The plot holes in the Survivalist series are large enough to drive, well just about anything through. John Rourke himself is no older than his mid-thirties and yet has found time to become an expert surgeon, qualified on various military aircraft, an expert in weapons and has built by himself, from scratch, a massive, luxury survival retreat. Anyone one of those takes a ten plus years of work. But it doesn’t matter. If the story moves fast enough, if it doesn’t allow the reader (or the player) to stop and think too hard about things, then just about anything will be accepted at face value.

3. No loose ends

One of Ahern’s better literary devices is his use of minor characters. Anyone given a name will have their own story wrapped up. Generally this involves dying in some honourable or heroic way, unless they are bad guys in which case they almost always get killed by Rourke. This is exactly the same technique that Shakespeare used and Ahern does it better in places than the Bard (see the end of A Winter’s Tale if you don’t believe me). Though Shakespeare tended to marry some of his characters off rather than kill them all.

The reason for this technique is that it allows the audience (or your players) to go home knowing that everything is finished. On the gaming table you may want loose ends as plot threads for future adventures but that is fine. As long as you know that such-an-such an NPC is a loose end and will reappear. If they won’t, make sure the party sees or learns about the NPCs fate.

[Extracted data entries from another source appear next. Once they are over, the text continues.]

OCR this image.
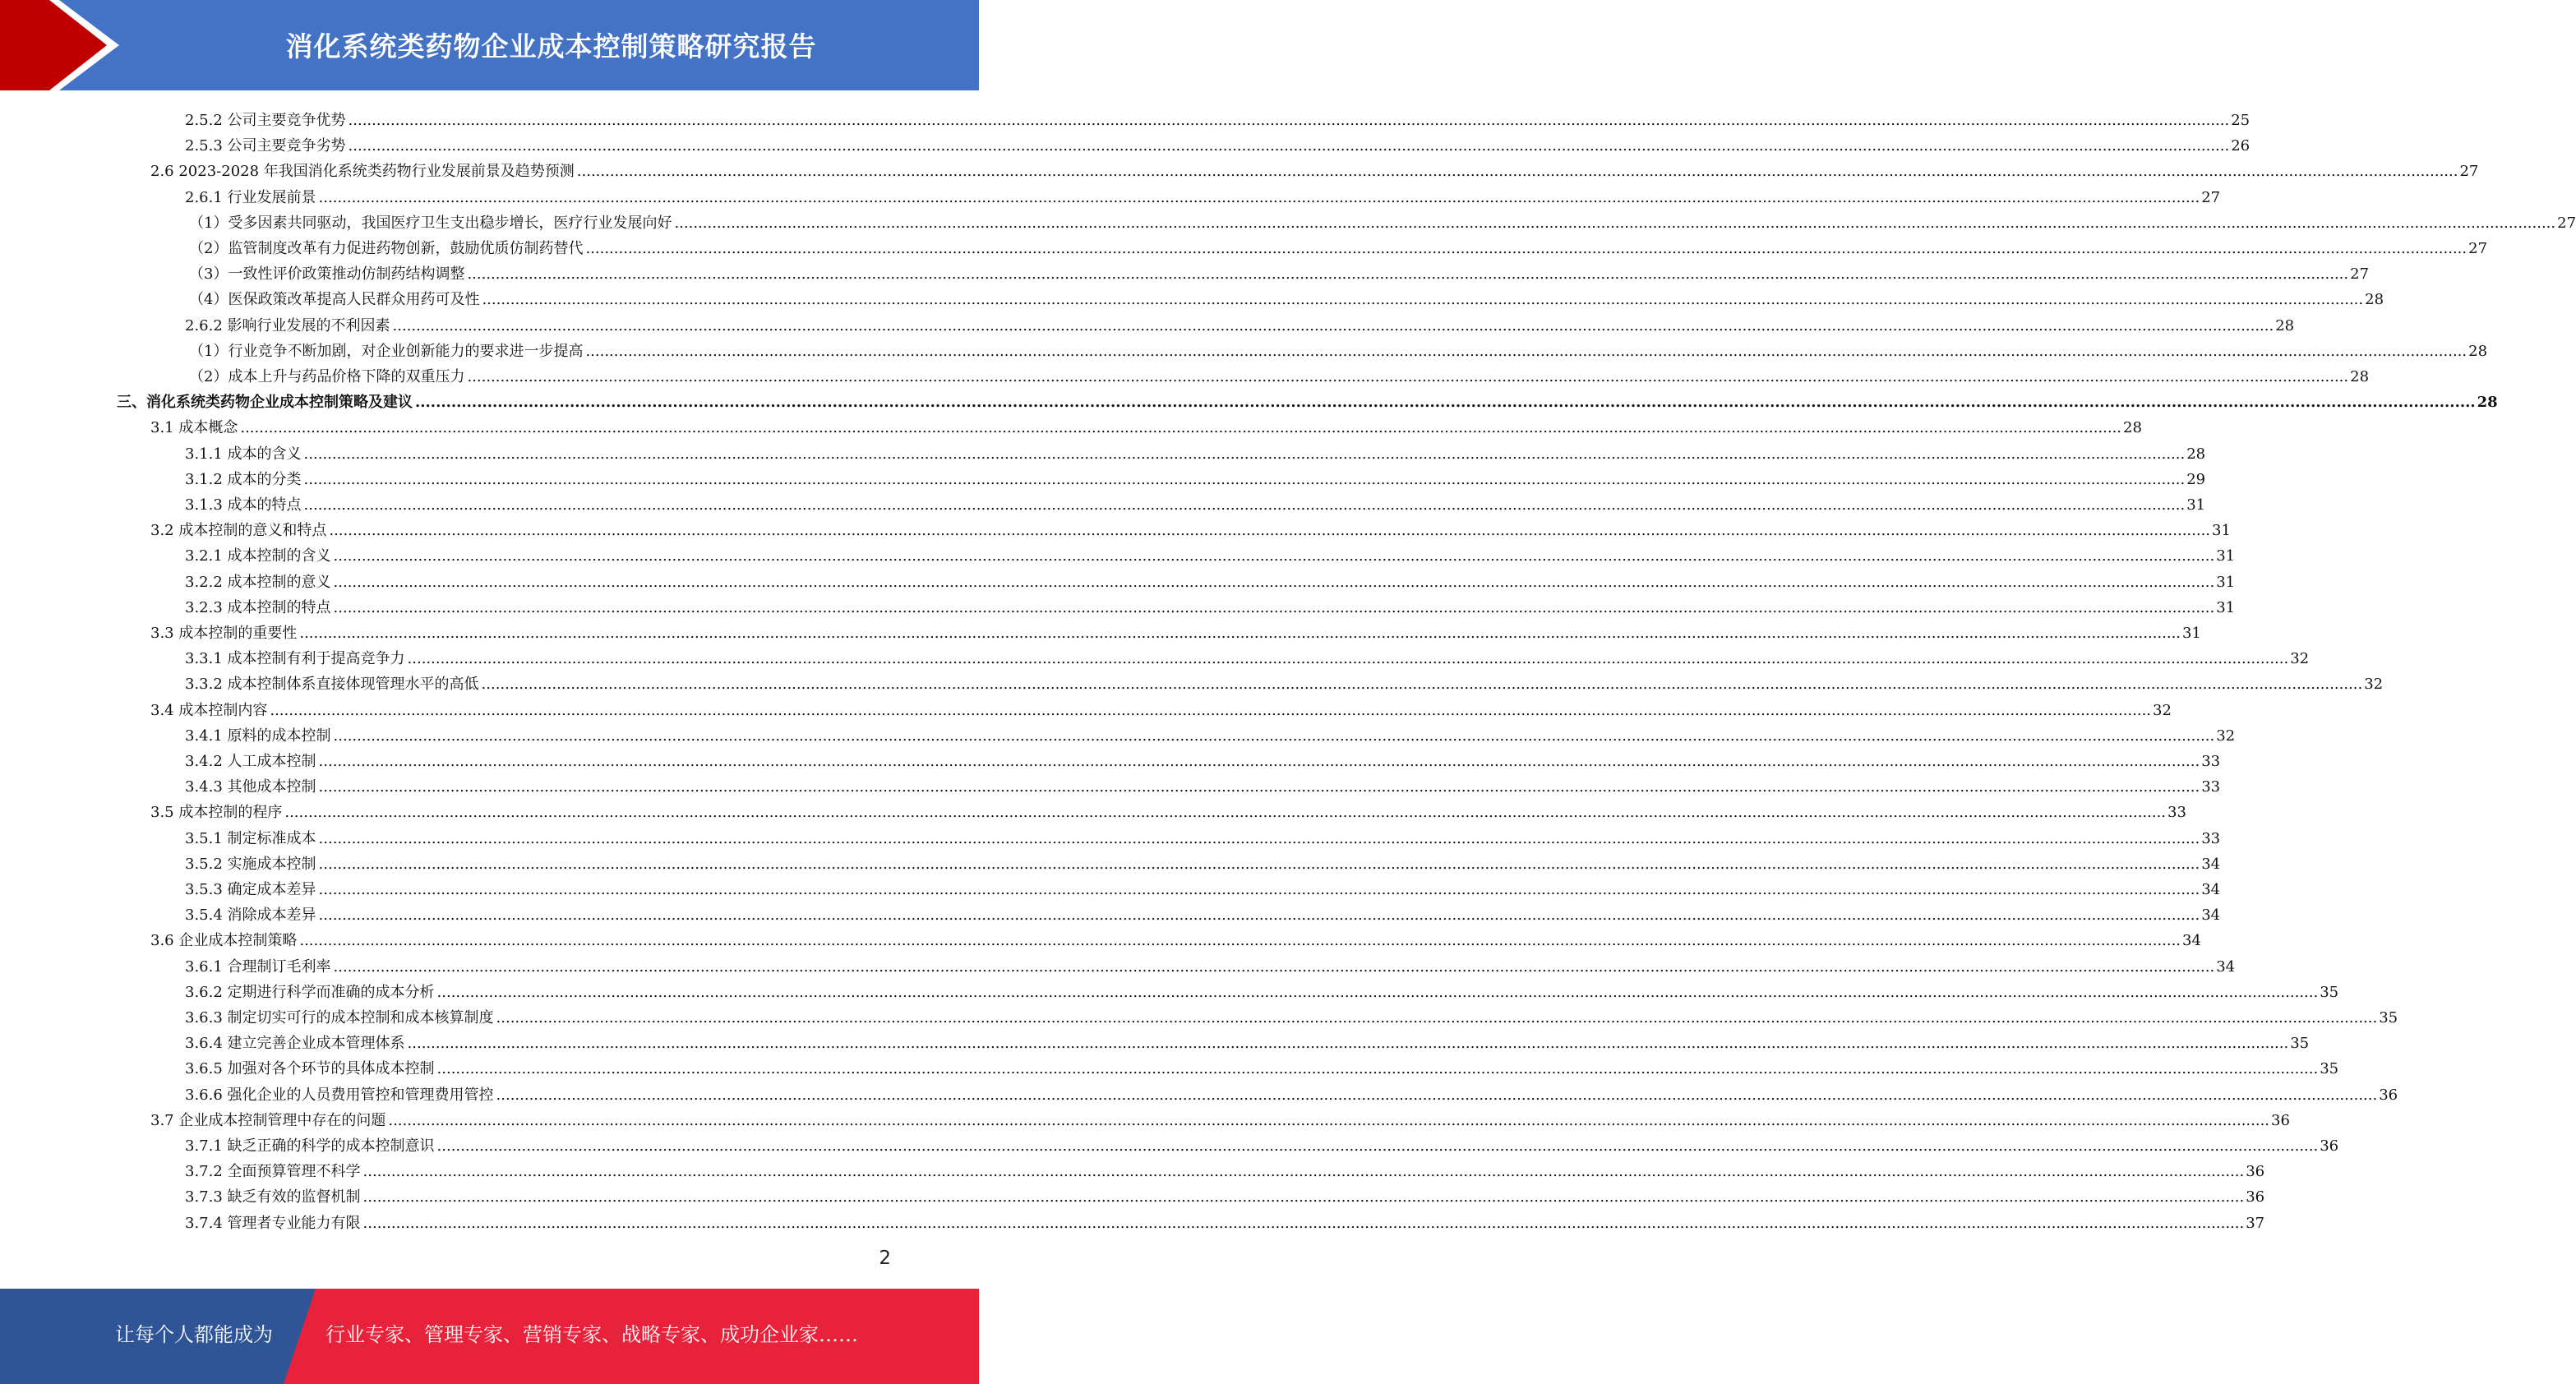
消化系统类药物企业成本控制策略研究报告
2.5.2 公司主要竞争优势 ................................................................................................................................................................................................................................................................................................................................................................................................................ 25
2.5.3 公司主要竞争劣势 ................................................................................................................................................................................................................................................................................................................................................................................................................ 26
2.6 2023-2028 年我国消化系统类药物行业发展前景及趋势预测 ................................................................................................................................................................................................................................................................................................................................................................................................................ 27
2.6.1 行业发展前景 ................................................................................................................................................................................................................................................................................................................................................................................................................ 27
（1）受多因素共同驱动，我国医疗卫生支出稳步增长，医疗行业发展向好 ................................................................................................................................................................................................................................................................................................................................................................................................................ 27
（2）监管制度改革有力促进药物创新，鼓励优质仿制药替代 ................................................................................................................................................................................................................................................................................................................................................................................................................ 27
（3）一致性评价政策推动仿制药结构调整 ................................................................................................................................................................................................................................................................................................................................................................................................................ 27
（4）医保政策改革提高人民群众用药可及性 ................................................................................................................................................................................................................................................................................................................................................................................................................ 28
2.6.2 影响行业发展的不利因素 ................................................................................................................................................................................................................................................................................................................................................................................................................ 28
（1）行业竞争不断加剧，对企业创新能力的要求进一步提高 ................................................................................................................................................................................................................................................................................................................................................................................................................ 28
（2）成本上升与药品价格下降的双重压力 ................................................................................................................................................................................................................................................................................................................................................................................................................ 28
三、消化系统类药物企业成本控制策略及建议 ................................................................................................................................................................................................................................................................................................................................................................................................................ 28
3.1 成本概念 ................................................................................................................................................................................................................................................................................................................................................................................................................ 28
3.1.1 成本的含义 ................................................................................................................................................................................................................................................................................................................................................................................................................ 28
3.1.2 成本的分类 ................................................................................................................................................................................................................................................................................................................................................................................................................ 29
3.1.3 成本的特点 ................................................................................................................................................................................................................................................................................................................................................................................................................ 31
3.2 成本控制的意义和特点 ................................................................................................................................................................................................................................................................................................................................................................................................................ 31
3.2.1 成本控制的含义 ................................................................................................................................................................................................................................................................................................................................................................................................................ 31
3.2.2 成本控制的意义 ................................................................................................................................................................................................................................................................................................................................................................................................................ 31
3.2.3 成本控制的特点 ................................................................................................................................................................................................................................................................................................................................................................................................................ 31
3.3 成本控制的重要性 ................................................................................................................................................................................................................................................................................................................................................................................................................ 31
3.3.1 成本控制有利于提高竞争力 ................................................................................................................................................................................................................................................................................................................................................................................................................ 32
3.3.2 成本控制体系直接体现管理水平的高低 ................................................................................................................................................................................................................................................................................................................................................................................................................ 32
3.4 成本控制内容 ................................................................................................................................................................................................................................................................................................................................................................................................................ 32
3.4.1 原料的成本控制 ................................................................................................................................................................................................................................................................................................................................................................................................................ 32
3.4.2 人工成本控制 ................................................................................................................................................................................................................................................................................................................................................................................................................ 33
3.4.3 其他成本控制 ................................................................................................................................................................................................................................................................................................................................................................................................................ 33
3.5 成本控制的程序 ................................................................................................................................................................................................................................................................................................................................................................................................................ 33
3.5.1 制定标准成本 ................................................................................................................................................................................................................................................................................................................................................................................................................ 33
3.5.2 实施成本控制 ................................................................................................................................................................................................................................................................................................................................................................................................................ 34
3.5.3 确定成本差异 ................................................................................................................................................................................................................................................................................................................................................................................................................ 34
3.5.4 消除成本差异 ................................................................................................................................................................................................................................................................................................................................................................................................................ 34
3.6 企业成本控制策略 ................................................................................................................................................................................................................................................................................................................................................................................................................ 34
3.6.1 合理制订毛利率 ................................................................................................................................................................................................................................................................................................................................................................................................................ 34
3.6.2 定期进行科学而准确的成本分析 ................................................................................................................................................................................................................................................................................................................................................................................................................ 35
3.6.3 制定切实可行的成本控制和成本核算制度 ................................................................................................................................................................................................................................................................................................................................................................................................................ 35
3.6.4 建立完善企业成本管理体系 ................................................................................................................................................................................................................................................................................................................................................................................................................ 35
3.6.5 加强对各个环节的具体成本控制 ................................................................................................................................................................................................................................................................................................................................................................................................................ 35
3.6.6 强化企业的人员费用管控和管理费用管控 ................................................................................................................................................................................................................................................................................................................................................................................................................ 36
3.7 企业成本控制管理中存在的问题 ................................................................................................................................................................................................................................................................................................................................................................................................................ 36
3.7.1 缺乏正确的科学的成本控制意识 ................................................................................................................................................................................................................................................................................................................................................................................................................ 36
3.7.2 全面预算管理不科学 ................................................................................................................................................................................................................................................................................................................................................................................................................ 36
3.7.3 缺乏有效的监督机制 ................................................................................................................................................................................................................................................................................................................................................................................................................ 36
3.7.4 管理者专业能力有限 ................................................................................................................................................................................................................................................................................................................................................................................................................ 37
2
让每个人都能成为	行业专家、管理专家、营销专家、战略专家、成功企业家……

4. Brand names and signature moves

Whenever a character is mentioned, their branded equipment is also mentioned. Rouke is always drawing one or both of his twin stainless steel Detonics pistols or his Python or his 2″ Law Master or his CAR-15 with 3x telescopic scope and so on. He never just has a pistol. The more major a character, the more branded their equipment. Everyone with a name in the books has a piece of equipment or fighting move or personality trait that makes them unique. As a GM you can use this technique. Just make sure all your NPCs have something distinctive about them and make sure you keep mentioning them to the players.

5. We all like heroes

Rourke and his party are heroes – they save the good guys and kill the bad guys. There are no moral dilemmas – no one becomes an old and embittered drunk because of being put in a wheelchair during a gun fight. You either win (quickly recovering from your wounds) or you are dead. There is nothing wrong with games that are gritty and realistic but heroic adventures from Conan to Star Wars are the bread and butter of dramatic fiction. So let your players be heroes.

Bad Books, Good Ideas

From a literary point of view these books are bad. Bad writing, bad characterisation, some extremely dodgy politics, in fact there is nothing going for them. Except they are great fun to read when you are a certain age. Even reading them now, 20 years on, I still get some of the old excitement from them because they are simple and direct. As a gamer, my taste have I’ve matured a lot since I last read these books but these books have left me itching to get back to the old school, simple, heroic adventures.